Native Detroiter Glad Justice Department No Longer Screening Steamy Mystery Writings

July 03, 2012, 4:10 PM by  Allan Lengel

Allison Leotta Portrait

Author Allison Leotta, a Detroit area native, says the Justice Department no longer has to screen her book transcripts, steamy sex scenes and all. That’s because she quit her job last year as a prosecutor in Washington.

“It’s is a relief,” says the Michigan State graduate who now lives in suburban D.C. 

Back in 2010, the Justice Department screened her first book, "Law of Attraction", to check for any national security breaches. So Justice Department folks had to read the whole thing. Everything.

When I spoke to her back then she was on a leave of absence from the U.S. Attorney's Office in D.C.  as sex crimes prosecutor, and I asked her about the Justice review.  

"It was embarrassing to me," said Leotta, who grew up in Farmington Hills and Franklin.  "There were some steamy sex scenes, not the sort of thing I'd discuss with my boss and ethics officials at the Justice Department. It made rides in the elevator a little uncomfortable for a while."


The publisher, Simon & Schuster, liked it so much, it signed her to a three-book deal, with the main character Anna Curtis set to appear in each one. Curtis is a sex crimes prosecutor -- just like Leotta. The character Curtis has an abusive dad.The good news was the book played to very flattering reviews, with one critic describing her as the "female John Grisham."

Leotta’s father Alan Harnisch, a former federal prosecutor in Detroit, who is now in private practice in Bloomfield Hills, bristled when he first read the manuscript for the first book. He thought some people might think that was him being portrayed in the book.

Leotta, 39, who is married to a lawyer and has two young sons, 2 and 5, assured him it wasn’t.

She says he's gotten over it.

“No one thinks it’s him," she says of the character.  Now, she says, he pushes friends to buy the books.

"He’s really a very enthusiastic marketer," she says.

Discretion Cvr

On Tuesday, her second book "Discretion", was released. 

The New York Journal of Books wrote this: 

The story, set in our nation’s capital, gives the reader an inside look at what goes on behind the closed doors of Congress. One of Washington, D.C.,’s most powerful figures, its lone congressman, is the prime suspect when a woman falls to her death from the balcony of his office.
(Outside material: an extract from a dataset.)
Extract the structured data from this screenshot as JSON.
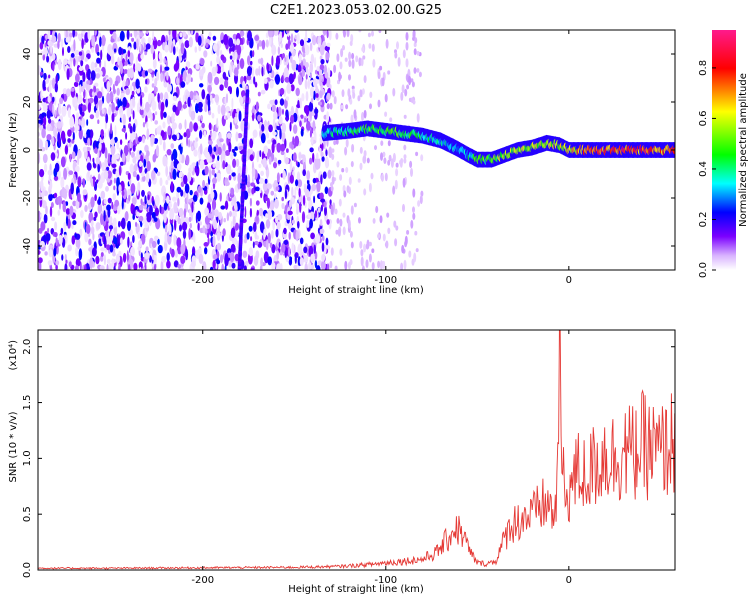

As one would anticipate, the investigation is fraught with misdirection and minefields, as power and politics are set in motion to deter the investigators at every turn....

Discretion is intriguing, ultimately rewarding the reader with a very satisfying conclusion that leaves you wondering if the book is truly fiction—or not."

Leotta begins her book tour this month and will be at Barnes & Noble in West Bloomfield on July 20 at 7 p.m.